FAR 1.04 - Fair Value Accounting Flashcards
What items are recognized at Fair Value?
- Trading Securites
- Available-for-Sale Securites
- Business Combinations (assets acquired and liabilites assumes) initially
- Impairment losses
- Derivatives
What is FMV of marketable securites?
It’s market value
Wht is the FMV of inventory?
It’s replacement cost, subject to floow and ceiling limitations.
What is the FMV of cash?
It’s face value
Define market approach
Use of market transactions that involve identical or comparable Assets or liabilities
Name and describe the two different “uses” for FMV items
- “In exchange-some itens are more valueable in exchange and are mesured at what would be received upon selling the item.
- “In use”-some items are more valuable in use and are measured at potential revenues earned and costs saved resulting from their use.
Describe Expected Cash flow approach.
Uses weighted averages of different possibilites.
Example-Cash flow has a 10% chance of being $100, 60% chance of $200, 30% chance of $300
Expected -$220 (10% x $100 + 60% x $200 + 30% x $300)
How is Fair Market Value determined for many items?
In what use would be “it’s highest and best use”.
What are the two cash flow approach methods?

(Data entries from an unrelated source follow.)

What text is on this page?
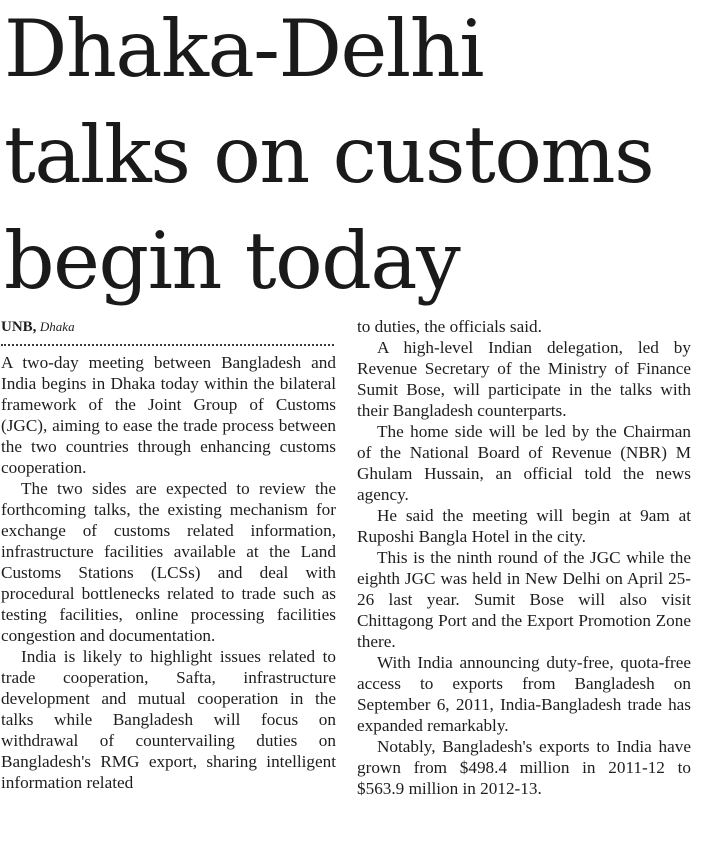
Dhaka-Delhi
talks on customs
begin today
UNB, Dhaka

A two-day meeting between Bangladesh and India begins in Dhaka today within the bilateral framework of the Joint Group of Customs (JGC), aiming to ease the trade process between the two countries through enhancing customs cooperation.

The two sides are expected to review the forthcoming talks, the existing mechanism for exchange of customs related information, infrastructure facilities available at the Land Customs Stations (LCSs) and deal with procedural bottlenecks related to trade such as testing facilities, online processing facilities congestion and documentation.

India is likely to highlight issues related to trade cooperation, Safta, infrastructure development and mutual cooperation in the talks while Bangladesh will focus on withdrawal of countervailing duties on Bangladesh's RMG export, sharing intelligent information related

to duties, the officials said.

A high-level Indian delegation, led by Revenue Secretary of the Ministry of Finance Sumit Bose, will participate in the talks with their Bangladesh counterparts.

The home side will be led by the Chairman of the National Board of Revenue (NBR) M Ghulam Hussain, an official told the news agency.

He said the meeting will begin at 9am at Ruposhi Bangla Hotel in the city.

This is the ninth round of the JGC while the eighth JGC was held in New Delhi on April 25-26 last year. Sumit Bose will also visit Chittagong Port and the Export Promotion Zone there.

With India announcing duty-free, quota-free access to exports from Bangladesh on September 6, 2011, India-Bangladesh trade has expanded remarkably.

Notably, Bangladesh's exports to India have grown from $498.4 million in 2011-12 to $563.9 million in 2012-13.
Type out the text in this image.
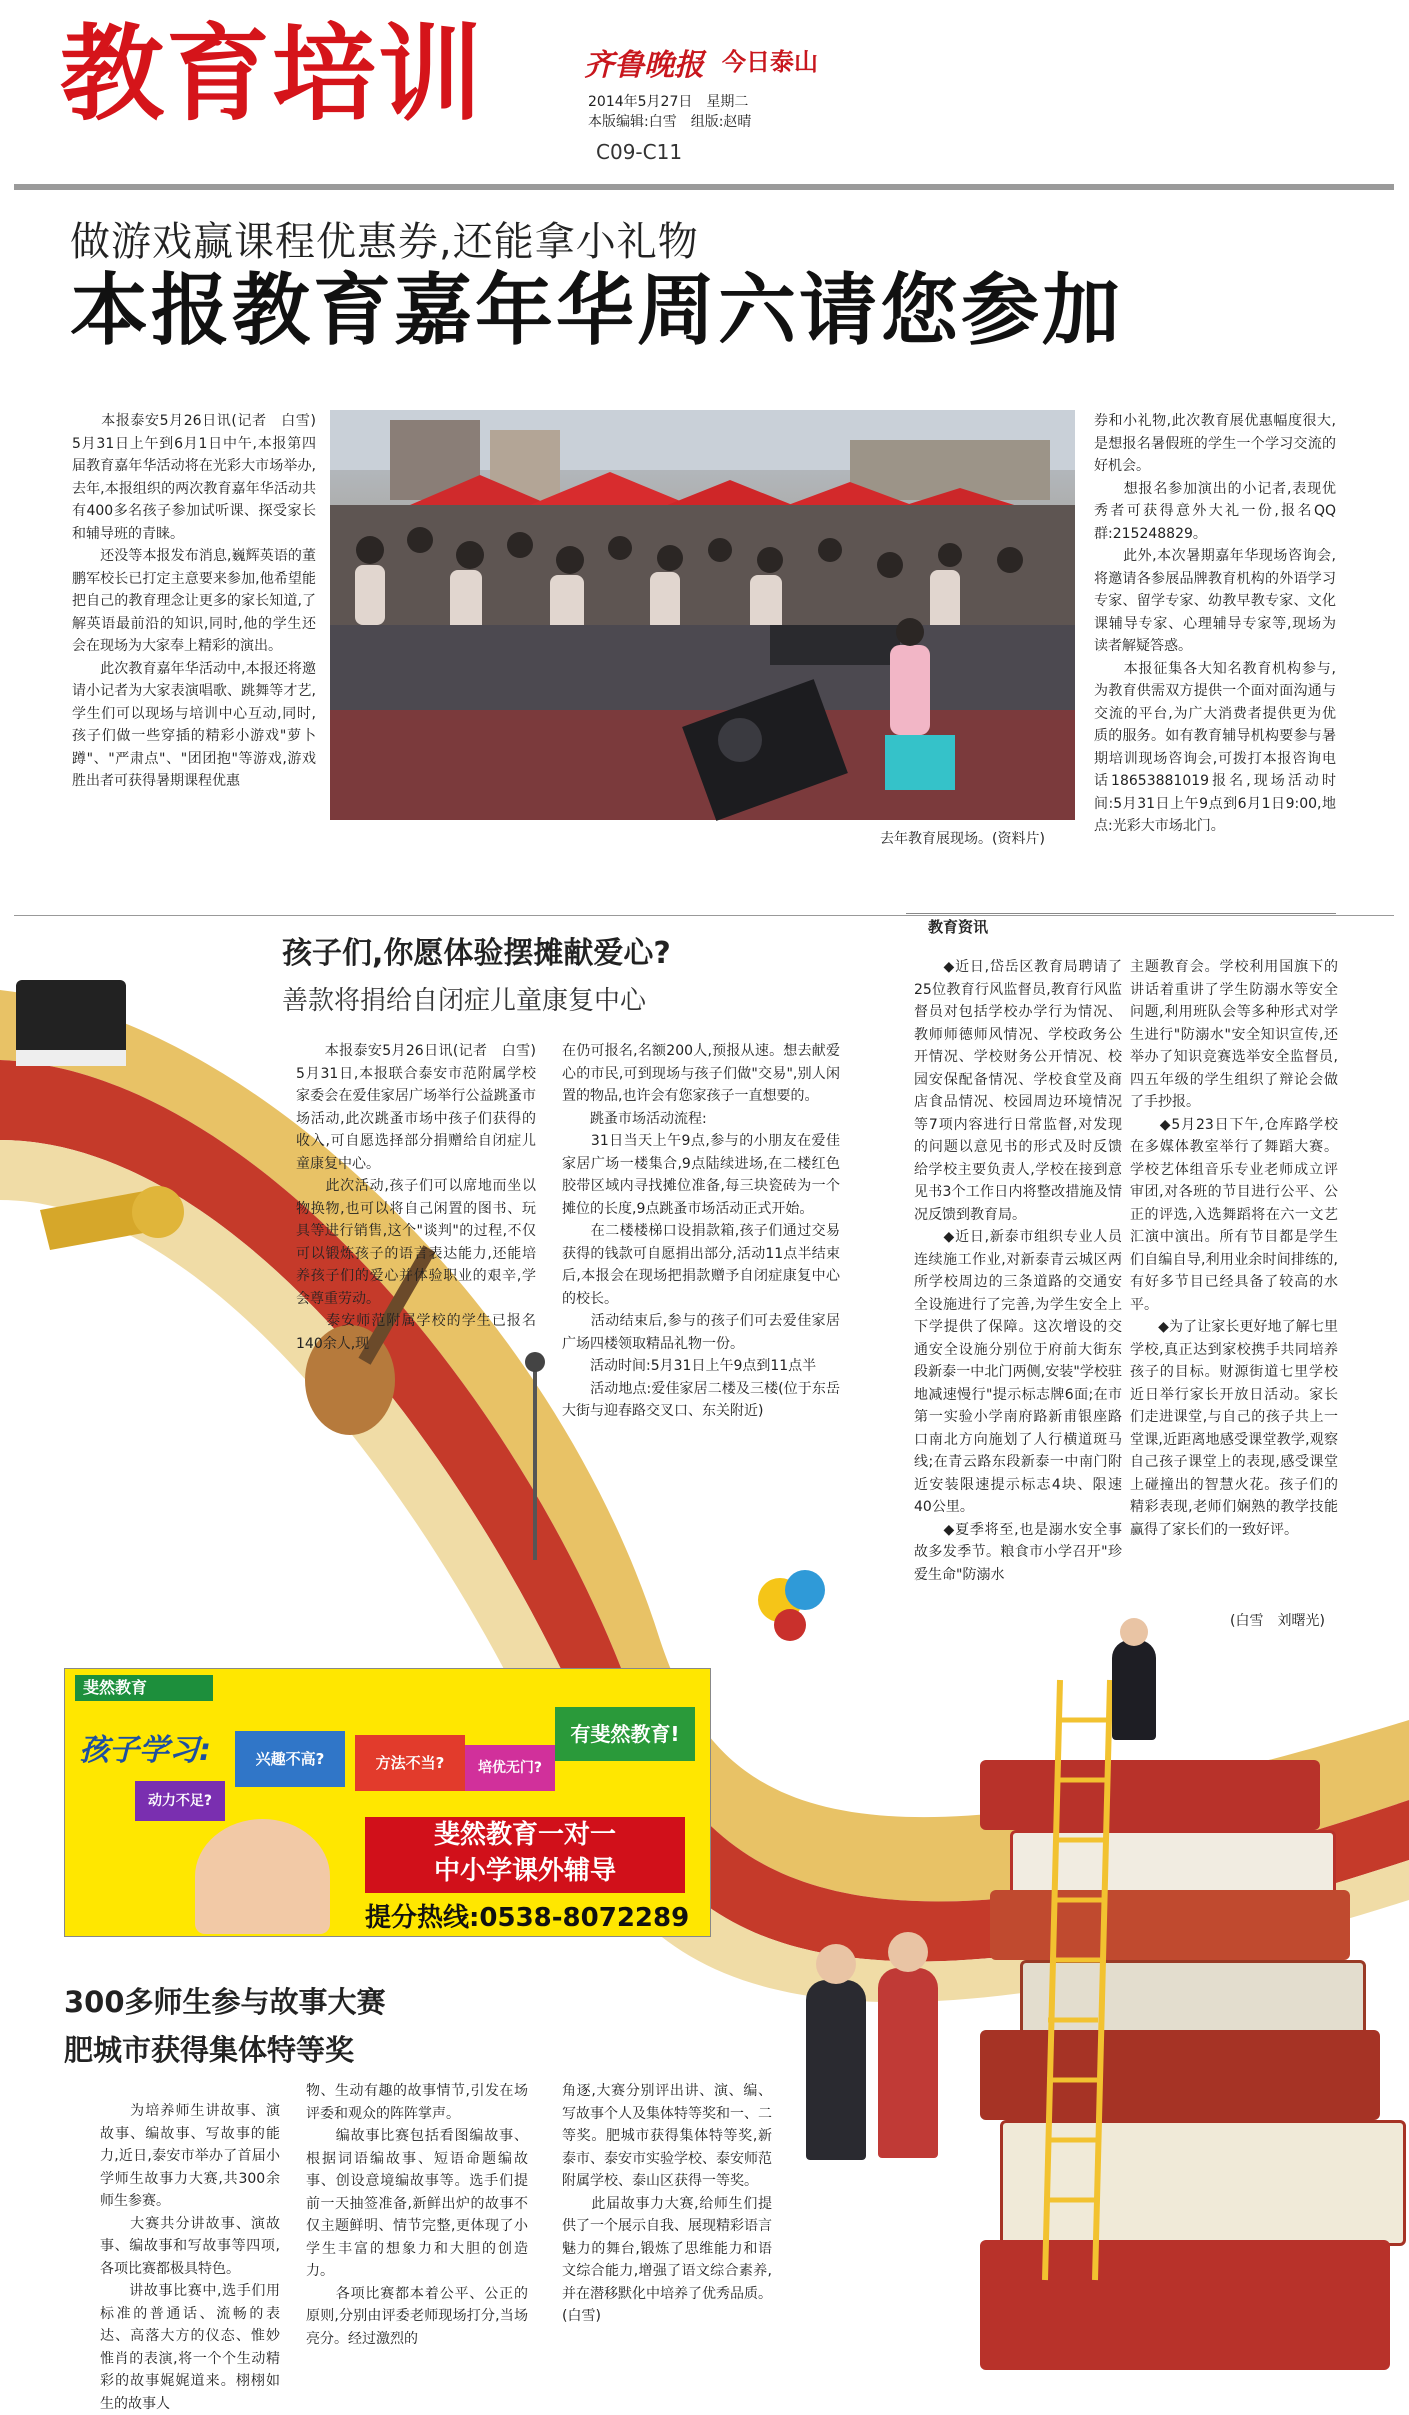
教育培训	齐鲁晚报 今日泰山
2014年5月27日　星期二
本版编辑:白雪　组版:赵晴
C09-C11
做游戏赢课程优惠券,还能拿小礼物
本报教育嘉年华周六请您参加
　　本报泰安5月26日讯(记者　白雪)　5月31日上午到6月1日中午,本报第四届教育嘉年华活动将在光彩大市场举办,去年,本报组织的两次教育嘉年华活动共有400多名孩子参加试听课、探受家长和辅导班的青睐。
　　还没等本报发布消息,巍辉英语的董鹏军校长已打定主意要来参加,他希望能把自己的教育理念让更多的家长知道,了解英语最前沿的知识,同时,他的学生还会在现场为大家奉上精彩的演出。
　　此次教育嘉年华活动中,本报还将邀请小记者为大家表演唱歌、跳舞等才艺,学生们可以现场与培训中心互动,同时,孩子们做一些穿插的精彩小游戏"萝卜蹲"、"严肃点"、"团团抱"等游戏,游戏胜出者可获得暑期课程优惠
去年教育展现场。(资料片)
券和小礼物,此次教育展优惠幅度很大,是想报名暑假班的学生一个学习交流的好机会。
　　想报名参加演出的小记者,表现优秀者可获得意外大礼一份,报名QQ群:215248829。
　　此外,本次暑期嘉年华现场咨询会,将邀请各参展品牌教育机构的外语学习专家、留学专家、幼教早教专家、文化课辅导专家、心理辅导专家等,现场为读者解疑答惑。
　　本报征集各大知名教育机构参与,为教育供需双方提供一个面对面沟通与交流的平台,为广大消费者提供更为优质的服务。如有教育辅导机构要参与暑期培训现场咨询会,可拨打本报咨询电话18653881019报名,现场活动时间:5月31日上午9点到6月1日9:00,地点:光彩大市场北门。
孩子们,你愿体验摆摊献爱心?
善款将捐给自闭症儿童康复中心
　　本报泰安5月26日讯(记者　白雪)　5月31日,本报联合泰安市范附属学校家委会在爱佳家居广场举行公益跳蚤市场活动,此次跳蚤市场中孩子们获得的收入,可自愿选择部分捐赠给自闭症儿童康复中心。
　　此次活动,孩子们可以席地而坐以物换物,也可以将自己闲置的图书、玩具等进行销售,这个"谈判"的过程,不仅可以锻炼孩子的语言表达能力,还能培养孩子们的爱心并体验职业的艰辛,学会尊重劳动。
　　泰安师范附属学校的学生已报名140余人,现
在仍可报名,名额200人,预报从速。想去献爱心的市民,可到现场与孩子们做"交易",别人闲置的物品,也许会有您家孩子一直想要的。
　　跳蚤市场活动流程:
　　31日当天上午9点,参与的小朋友在爱佳家居广场一楼集合,9点陆续进场,在二楼红色胶带区域内寻找摊位准备,每三块瓷砖为一个摊位的长度,9点跳蚤市场活动正式开始。
　　在二楼楼梯口设捐款箱,孩子们通过交易获得的钱款可自愿捐出部分,活动11点半结束后,本报会在现场把捐款赠予自闭症康复中心的校长。
　　活动结束后,参与的孩子们可去爱佳家居广场四楼领取精品礼物一份。
　　活动时间:5月31日上午9点到11点半
　　活动地点:爱佳家居二楼及三楼(位于东岳大街与迎春路交叉口、东关附近)
教育资讯
　　◆近日,岱岳区教育局聘请了25位教育行风监督员,教育行风监督员对包括学校办学行为情况、教师师德师风情况、学校政务公开情况、学校财务公开情况、校园安保配备情况、学校食堂及商店食品情况、校园周边环境情况等7项内容进行日常监督,对发现的问题以意见书的形式及时反馈给学校主要负责人,学校在接到意见书3个工作日内将整改措施及情况反馈到教育局。
　　◆近日,新泰市组织专业人员连续施工作业,对新泰青云城区两所学校周边的三条道路的交通安全设施进行了完善,为学生安全上下学提供了保障。这次增设的交通安全设施分别位于府前大街东段新泰一中北门两侧,安装"学校驻地减速慢行"提示标志牌6面;在市第一实验小学南府路新甫银座路口南北方向施划了人行横道斑马线;在青云路东段新泰一中南门附近安装限速提示标志4块、限速40公里。
　　◆夏季将至,也是溺水安全事故多发季节。粮食市小学召开"珍爱生命"防溺水
主题教育会。学校利用国旗下的讲话着重讲了学生防溺水等安全问题,利用班队会等多种形式对学生进行"防溺水"安全知识宣传,还举办了知识竞赛选举安全监督员,四五年级的学生组织了辩论会做了手抄报。
　　◆5月23日下午,仓库路学校在多媒体教室举行了舞蹈大赛。学校艺体组音乐专业老师成立评审团,对各班的节目进行公平、公正的评选,入选舞蹈将在六一文艺汇演中演出。所有节目都是学生们自编自导,利用业余时间排练的,有好多节目已经具备了较高的水平。
　　◆为了让家长更好地了解七里学校,真正达到家校携手共同培养孩子的目标。财源街道七里学校近日举行家长开放日活动。家长们走进课堂,与自己的孩子共上一堂课,近距离地感受课堂教学,观察自己孩子课堂上的表现,感受课堂上碰撞出的智慧火花。孩子们的精彩表现,老师们娴熟的教学技能赢得了家长们的一致好评。
(白雪　刘曙光)
斐然教育
孩子学习:	兴趣不高?	方法不当?
动力不足?
培优无门?
有斐然教育!
斐然教育一对一
中小学课外辅导
提分热线:0538-8072289
300多师生参与故事大赛
肥城市获得集体特等奖
　　为培养师生讲故事、演故事、编故事、写故事的能力,近日,泰安市举办了首届小学师生故事力大赛,共300余师生参赛。
　　大赛共分讲故事、演故事、编故事和写故事等四项,各项比赛都极具特色。
　　讲故事比赛中,选手们用标准的普通话、流畅的表达、高落大方的仪态、惟妙惟肖的表演,将一个个生动精彩的故事娓娓道来。栩栩如生的故事人
物、生动有趣的故事情节,引发在场评委和观众的阵阵掌声。
　　编故事比赛包括看图编故事、根据词语编故事、短语命题编故事、创设意境编故事等。选手们提前一天抽签准备,新鲜出炉的故事不仅主题鲜明、情节完整,更体现了小学生丰富的想象力和大胆的创造力。
　　各项比赛都本着公平、公正的原则,分别由评委老师现场打分,当场亮分。经过激烈的
角逐,大赛分别评出讲、演、编、写故事个人及集体特等奖和一、二等奖。肥城市获得集体特等奖,新泰市、泰安市实验学校、泰安师范附属学校、泰山区获得一等奖。
　　此届故事力大赛,给师生们提供了一个展示自我、展现精彩语言魅力的舞台,锻炼了思维能力和语文综合能力,增强了语文综合素养,并在潜移默化中培养了优秀品质。(白雪)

Traditional and Expected approach.
Define Cost approach
Measuring the cost that would be incurred to replace the benefit derived from an asset.
Waht is the FMV of A/R?
It’s Net Realizable Value
What is the 6 step prcedure to determine FMV of an item.
- Identify asset
- Determine most advantageous market(highest and best use)
- Determine the valuation premise (in-use or in-exchange)
- Determine ther appropriate valuation technique.(market, income or cost approach.
- Obtain inputs for valuation (levels 1, 2 or 3.)
- Calculate FMV of asset.
Describe the traditional cash flow approach
Most likely used cash flow amounts
Example-Cash flow has a 10% chance of being $100, 60% chance of $200, 30% chance of $300
Traditional approach recognizes $200 (since it is the most likely)
Define Income approach.
Analyzing future amounts in the form of revenues. cost savings, earnings or some other item
Name and define the 3 levels of inputs
- Level 1-using data from actual market transaction occuring in an active market for identical assets or liabilities
- Using observable data:
- on transaction not occuring in an active market, or
- transactions are similar, but not identical assets or liablitites
- Using largely unobservable data and largely based on personal judgement.